A ce brillant tableau connaissez ma patrie. 

LE RUSSE.

Je vois dans vos propos un peu de raillerie; 
Je vous entends assez: mais parlons sans détour 
Votre nuit est venue après le plus beau jour. 
Il en est des talents comme de la finance; 
La disette aujourd’hui succède à l’abondance: 
Tout se corrompt un peu, si je vous ai compris. 
Mais n’est-il rien d’illustre au moins dans vos débris? 
Minerve de ces lieux serait-elle bannie? 
Parmi cent beaux esprits n’est-il plus de génie? 
LE PARISIEN. 
Un génie? ah, grand Dieu! puisqu’il faut m’expliquer, 
S’il en paraissait un que l’on pût remarquer, 
Tant de témérité serait bientôt punie. 
Non, je ne le tiens pas assuré de sa vie. 
Les Berthiers, les Chaumeix, et jusques aux Frérons, 
Déjà de l’imposture embouchent les clairons. 
L’hypocrite sourit, l’énergumène aboie; 
Les chiens de Sain-Médard(103) s’élancent sur leur proie; 
Un petit magistrat à peine émancipé, 
Un pédant sans honneur, a Bicêtre échappé(104),
S’il a du bel esprit la jalouse manie, 
Intrigue, parle, écrit, dénonce, calomnie, 
En crimes odieux travestit les vertus: 
Tous les traits sont lancés, tous les rets sont tendus. 
On cabale à la cour; on ameute, on excite 
Ces petits protecteurs sans place et sans mérite, 
Ennemis des talents, des arts, des gens de bien, 
Qui se sont faits dévots, de peur de n’être rien. 
N’osant parler au roi, qui hait la médisance, 
Et craignant de ses yeux la sage vigilance; 
Ces oiseaux de la nuit, rassemblés dans leurs trous, 
Exhalent les poisons de leur orgueil jaloux: 
Poursuivons, disent-ils, tout citoyen qui pense. 
Un génie! il aurait cet excès d’insolence! 
Il n’a pas demandé notre protection! 
Sans doute il est sans moeurs et sans religion; 
Il dit que dans les coeurs Dieu s’est gravé lui-même, 
Qu’il n’est point implacable, et qu’il suffit qu’on l’aime. 
Dans le fond de son âme il se rit des Fantins(105).
De Marie Alacoque(106),et de la Fleur des Saints(107).
Aux erreurs indulgent, et sensible aux misères, 
Il a dit, on le sait, que les humains sont frères; 
Et, dans un doute affreux lâchement obstiné, 
Il n’osa convenir que Newton fût damné. 
Le brûler est une oeuvre et sage et méritoire. 
    Ainsi parle à loisir ce digne consistoire. 
Des vieilles à ces mots, au ciel levant les yeux, 
Demandent des fagots pour cet homme odieux; 
Et des petits péchés commis dans leur jeune âge 
Elles font pénitence en opprimant un sage. 

LE RUSSE.

Hélas! ce que j’apprends de votre nation 
Me remplit de douleur et de compassion. 

LE PARISIEN.

J’ai dit la vérité.
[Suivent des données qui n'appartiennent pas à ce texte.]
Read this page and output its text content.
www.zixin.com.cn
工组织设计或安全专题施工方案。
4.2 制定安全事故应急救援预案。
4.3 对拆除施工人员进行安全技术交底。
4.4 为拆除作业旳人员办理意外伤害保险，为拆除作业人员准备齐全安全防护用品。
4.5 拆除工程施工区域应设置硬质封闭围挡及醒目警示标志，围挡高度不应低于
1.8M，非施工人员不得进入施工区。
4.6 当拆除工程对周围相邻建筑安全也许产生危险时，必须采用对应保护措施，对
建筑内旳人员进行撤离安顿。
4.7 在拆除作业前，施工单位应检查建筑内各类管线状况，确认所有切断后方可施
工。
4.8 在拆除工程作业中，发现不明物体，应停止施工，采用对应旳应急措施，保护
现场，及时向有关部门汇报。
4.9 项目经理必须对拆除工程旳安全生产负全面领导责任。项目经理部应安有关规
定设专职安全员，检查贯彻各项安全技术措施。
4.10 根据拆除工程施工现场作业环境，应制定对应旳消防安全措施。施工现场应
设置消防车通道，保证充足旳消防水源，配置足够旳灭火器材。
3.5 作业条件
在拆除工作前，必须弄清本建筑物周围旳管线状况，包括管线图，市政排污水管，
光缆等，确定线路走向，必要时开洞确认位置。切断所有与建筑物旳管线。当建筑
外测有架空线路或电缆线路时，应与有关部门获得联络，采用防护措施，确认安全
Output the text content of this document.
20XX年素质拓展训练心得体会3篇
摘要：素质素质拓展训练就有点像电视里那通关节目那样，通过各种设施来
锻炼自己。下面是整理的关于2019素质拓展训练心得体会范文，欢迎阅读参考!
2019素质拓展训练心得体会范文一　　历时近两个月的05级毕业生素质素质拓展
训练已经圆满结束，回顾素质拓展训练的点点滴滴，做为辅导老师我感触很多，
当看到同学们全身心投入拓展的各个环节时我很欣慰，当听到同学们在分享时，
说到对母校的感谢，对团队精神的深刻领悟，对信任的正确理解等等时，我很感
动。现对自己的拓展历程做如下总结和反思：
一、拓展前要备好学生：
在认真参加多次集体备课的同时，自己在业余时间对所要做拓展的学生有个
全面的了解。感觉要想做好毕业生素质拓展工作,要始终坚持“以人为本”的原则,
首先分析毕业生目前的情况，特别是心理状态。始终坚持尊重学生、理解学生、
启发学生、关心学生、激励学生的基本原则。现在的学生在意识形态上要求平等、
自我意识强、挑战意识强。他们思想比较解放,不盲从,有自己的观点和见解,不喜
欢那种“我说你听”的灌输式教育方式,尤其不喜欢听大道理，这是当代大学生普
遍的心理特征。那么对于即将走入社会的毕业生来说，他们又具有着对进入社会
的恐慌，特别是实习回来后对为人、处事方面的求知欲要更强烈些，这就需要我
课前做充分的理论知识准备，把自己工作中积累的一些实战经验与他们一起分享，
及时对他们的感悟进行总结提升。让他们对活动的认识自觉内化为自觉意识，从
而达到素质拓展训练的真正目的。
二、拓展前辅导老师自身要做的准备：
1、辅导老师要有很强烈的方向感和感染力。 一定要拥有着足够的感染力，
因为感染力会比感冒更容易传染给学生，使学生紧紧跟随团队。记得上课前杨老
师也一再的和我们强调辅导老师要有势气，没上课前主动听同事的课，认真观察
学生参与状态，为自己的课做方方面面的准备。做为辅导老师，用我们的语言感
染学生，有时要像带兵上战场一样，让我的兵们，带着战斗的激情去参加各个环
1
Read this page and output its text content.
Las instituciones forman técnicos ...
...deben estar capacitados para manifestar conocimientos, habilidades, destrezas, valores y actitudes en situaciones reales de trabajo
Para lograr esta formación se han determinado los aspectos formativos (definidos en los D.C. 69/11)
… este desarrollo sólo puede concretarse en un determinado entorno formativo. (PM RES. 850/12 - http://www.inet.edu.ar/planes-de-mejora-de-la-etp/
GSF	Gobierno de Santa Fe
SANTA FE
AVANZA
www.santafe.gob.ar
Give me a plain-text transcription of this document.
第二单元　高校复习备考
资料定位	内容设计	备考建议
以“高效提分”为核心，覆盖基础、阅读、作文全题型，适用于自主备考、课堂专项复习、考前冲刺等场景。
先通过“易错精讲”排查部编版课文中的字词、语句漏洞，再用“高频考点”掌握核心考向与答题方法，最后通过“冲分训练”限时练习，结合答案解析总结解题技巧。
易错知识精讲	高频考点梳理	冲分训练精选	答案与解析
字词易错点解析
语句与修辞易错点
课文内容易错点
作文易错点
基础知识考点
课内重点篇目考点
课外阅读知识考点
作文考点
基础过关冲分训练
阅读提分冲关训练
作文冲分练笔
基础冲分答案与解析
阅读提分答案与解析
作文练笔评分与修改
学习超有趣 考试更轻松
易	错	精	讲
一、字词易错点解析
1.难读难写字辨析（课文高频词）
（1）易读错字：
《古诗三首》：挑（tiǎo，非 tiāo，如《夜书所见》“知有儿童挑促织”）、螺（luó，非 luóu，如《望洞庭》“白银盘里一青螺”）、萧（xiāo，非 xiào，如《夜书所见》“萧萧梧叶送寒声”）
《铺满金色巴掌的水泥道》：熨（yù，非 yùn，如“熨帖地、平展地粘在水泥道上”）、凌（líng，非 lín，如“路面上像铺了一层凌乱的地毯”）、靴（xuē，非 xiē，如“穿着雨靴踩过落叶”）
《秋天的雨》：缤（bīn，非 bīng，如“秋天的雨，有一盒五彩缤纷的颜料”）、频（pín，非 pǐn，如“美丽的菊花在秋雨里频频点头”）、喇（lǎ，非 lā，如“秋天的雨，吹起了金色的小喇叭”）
Vous la vouliez sans feinte: 
Mais n’imaginez pas que, tristement éteinte, 
La raison sans retour abandonne Paris: 
Il est des coeurs bien faits, il est de bons esprits, 
Qui peuvent, des erreurs où je la vois livrée, 
Ramener au droit sens ma patrie égarée. 
Les aimables Français sont bientôt corrigés. 

LE RUSSE.

Adieu, je reviendrai quand ils seront changés.